LeetCode解题报告（492）-- 1466. Reorder Routes to Make All Paths Lead to the City Zero

Problem

There are n cities numbered from 0 to n - 1 and n - 1 roads such that there is only one way to travel between two different cities (this network form a tree). Last year, The ministry of transport decided to orient the roads in one direction because they are too narrow.

Roads are represented by connections where connections[i] = [ai, bi] represents a road from city ai to city bi.

This year, there will be a big event in the capital (city 0), and many people want to travel to this city.

Your task consists of reorienting some roads such that each city can visit the city 0. Return the minimum number of edges changed.

It’s guaranteed that each city can reach city 0 after reorder.

Example 1:

Input: n = 6, connections = [[0,1],[1,3],[2,3],[4,0],[4,5]]
Output: 3
Explanation: Change the direction of edges show in red such that each node can reach the node 0 (capital).

Example 2:

Input: n = 5, connections = [[1,0],[1,2],[3,2],[3,4]]
Output: 2
Explanation: Change the direction of edges show in red such that each node can reach the node 0 (capital).

Example 3:

Input: n = 3, connections = [[1,0],[2,0]]
Output: 0

Constraints:

• 2 <= n <= 5 * 104
• connections.length == n - 1
• connections[i].length == 2
• 0 <= ai, bi <= n - 1
• ai != bi

---

Analysis

  题目以边的方式给出了一个有向图，要求通过更改某些边的方向，使得所有城市都能到达city0，且更改的数量是最少的。首先因为要更改的数量是最少的，所以当然就是要在最短路径上找了，在一副无向图中找每个点到city0的最短路径这个不难，一个BFS搞定。问题是怎么在有向图中找并且要计算翻转边的数量。首先我们可以把所有的边都看作是双向的，但是用正负值区分开方向，比如graph[i] = {j}大于0说明有一条i指向j的边，如果graph[i] = {j}小于0说明有一条j指向i的边，如果是0就是不存在边了。

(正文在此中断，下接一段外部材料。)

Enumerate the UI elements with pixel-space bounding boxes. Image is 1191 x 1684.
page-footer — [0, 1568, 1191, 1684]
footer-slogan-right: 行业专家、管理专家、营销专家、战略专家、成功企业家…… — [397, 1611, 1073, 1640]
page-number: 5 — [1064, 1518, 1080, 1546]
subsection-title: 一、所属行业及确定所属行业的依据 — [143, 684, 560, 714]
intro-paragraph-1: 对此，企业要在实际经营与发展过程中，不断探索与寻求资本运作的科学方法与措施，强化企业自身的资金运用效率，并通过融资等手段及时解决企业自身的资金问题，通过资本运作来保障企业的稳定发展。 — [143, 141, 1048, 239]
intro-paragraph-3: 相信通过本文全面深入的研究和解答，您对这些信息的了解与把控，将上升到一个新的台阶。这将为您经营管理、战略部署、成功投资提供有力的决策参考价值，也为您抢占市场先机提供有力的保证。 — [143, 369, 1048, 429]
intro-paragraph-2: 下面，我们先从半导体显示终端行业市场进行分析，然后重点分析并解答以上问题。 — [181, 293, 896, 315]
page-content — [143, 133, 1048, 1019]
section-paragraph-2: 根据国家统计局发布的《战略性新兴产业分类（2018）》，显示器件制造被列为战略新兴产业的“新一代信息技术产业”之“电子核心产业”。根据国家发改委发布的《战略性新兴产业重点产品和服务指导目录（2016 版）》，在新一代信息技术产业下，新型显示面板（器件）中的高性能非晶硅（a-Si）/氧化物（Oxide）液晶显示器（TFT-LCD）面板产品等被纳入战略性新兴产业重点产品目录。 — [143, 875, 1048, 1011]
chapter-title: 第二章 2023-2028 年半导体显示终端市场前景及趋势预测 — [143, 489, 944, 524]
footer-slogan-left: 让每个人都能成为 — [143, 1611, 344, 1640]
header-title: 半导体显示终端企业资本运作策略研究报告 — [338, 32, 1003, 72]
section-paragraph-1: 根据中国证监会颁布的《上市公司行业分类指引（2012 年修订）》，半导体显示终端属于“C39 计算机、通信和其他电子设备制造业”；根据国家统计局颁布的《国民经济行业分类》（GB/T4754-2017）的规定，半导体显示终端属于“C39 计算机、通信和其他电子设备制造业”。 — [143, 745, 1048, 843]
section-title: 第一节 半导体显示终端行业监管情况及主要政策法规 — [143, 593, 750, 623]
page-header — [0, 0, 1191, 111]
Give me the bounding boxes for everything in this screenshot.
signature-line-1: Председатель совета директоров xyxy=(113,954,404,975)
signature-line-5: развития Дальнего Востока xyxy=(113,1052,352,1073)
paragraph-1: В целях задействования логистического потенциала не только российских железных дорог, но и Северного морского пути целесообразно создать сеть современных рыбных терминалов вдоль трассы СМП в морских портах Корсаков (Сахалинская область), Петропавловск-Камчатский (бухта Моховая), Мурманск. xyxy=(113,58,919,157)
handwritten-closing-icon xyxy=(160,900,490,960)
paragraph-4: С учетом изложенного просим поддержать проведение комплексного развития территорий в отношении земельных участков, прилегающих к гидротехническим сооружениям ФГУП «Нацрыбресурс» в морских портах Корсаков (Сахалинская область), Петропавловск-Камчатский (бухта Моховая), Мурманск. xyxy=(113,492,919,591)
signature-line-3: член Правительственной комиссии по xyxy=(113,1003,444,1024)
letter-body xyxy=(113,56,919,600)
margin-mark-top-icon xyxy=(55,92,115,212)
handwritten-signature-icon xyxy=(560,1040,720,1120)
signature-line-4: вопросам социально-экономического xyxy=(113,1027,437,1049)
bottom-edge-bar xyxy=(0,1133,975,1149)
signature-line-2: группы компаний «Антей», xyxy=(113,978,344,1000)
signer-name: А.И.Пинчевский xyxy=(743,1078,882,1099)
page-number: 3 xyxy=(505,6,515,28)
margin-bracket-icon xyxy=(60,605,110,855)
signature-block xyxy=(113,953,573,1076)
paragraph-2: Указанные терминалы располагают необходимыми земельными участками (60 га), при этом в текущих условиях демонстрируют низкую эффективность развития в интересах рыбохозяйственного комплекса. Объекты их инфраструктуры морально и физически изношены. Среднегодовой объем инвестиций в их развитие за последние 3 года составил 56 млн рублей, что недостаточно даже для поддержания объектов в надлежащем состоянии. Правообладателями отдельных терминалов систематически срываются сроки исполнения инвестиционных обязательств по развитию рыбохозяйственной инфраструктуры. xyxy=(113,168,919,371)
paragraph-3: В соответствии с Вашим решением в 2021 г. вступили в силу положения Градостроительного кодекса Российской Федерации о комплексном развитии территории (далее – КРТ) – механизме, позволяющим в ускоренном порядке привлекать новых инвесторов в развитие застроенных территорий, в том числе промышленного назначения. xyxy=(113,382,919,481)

  然后我们开始遍历，如果不为0说明是可以连接的，如果是正数说明这条边需要被翻转，因为我们是从city0出发，而题目要求的是其他城市到city0，方向刚好相反。我们只需要记录正数边的数量即可。

Solution

  无。

---

Code

class Solution {
public:
    int minReorder(int n, vector<vector<int>>& connections) {
        vector<vector<int>> graph(n); // positive: forward; negative: backward
        for (vector<int> &connection: connections) {
            graph[connection[0]].push_back(connection[1]);
            graph[connection[1]].push_back(-connection[0]);
        }
        
        queue<int> q;
        vector<bool> visited(n, false);
        q.push(0);
        visited[0] = true;
        int result = 0;
        while (!q.empty()) {
            int size = q.size();
            for (int i = 0; i < size; ++i) {
                int cur = q.front();
                q.pop();
                
                for (int next: graph[cur]) {
                    if (visited[abs(next)]) {
                        continue;
                    }
                    if (next > 0) {
                        ++result;
                    }
                    visited[abs(next)] = true;
                    q.push(abs(next));
                }
            }
        }
        return result;
    }
};

---

Summary

  这道题目的本质还是图的BFS，只不过在方向上加了点难度，通过正负值区分方向是一种很常见的手段。这道题目的分享到这里，感谢你的支持！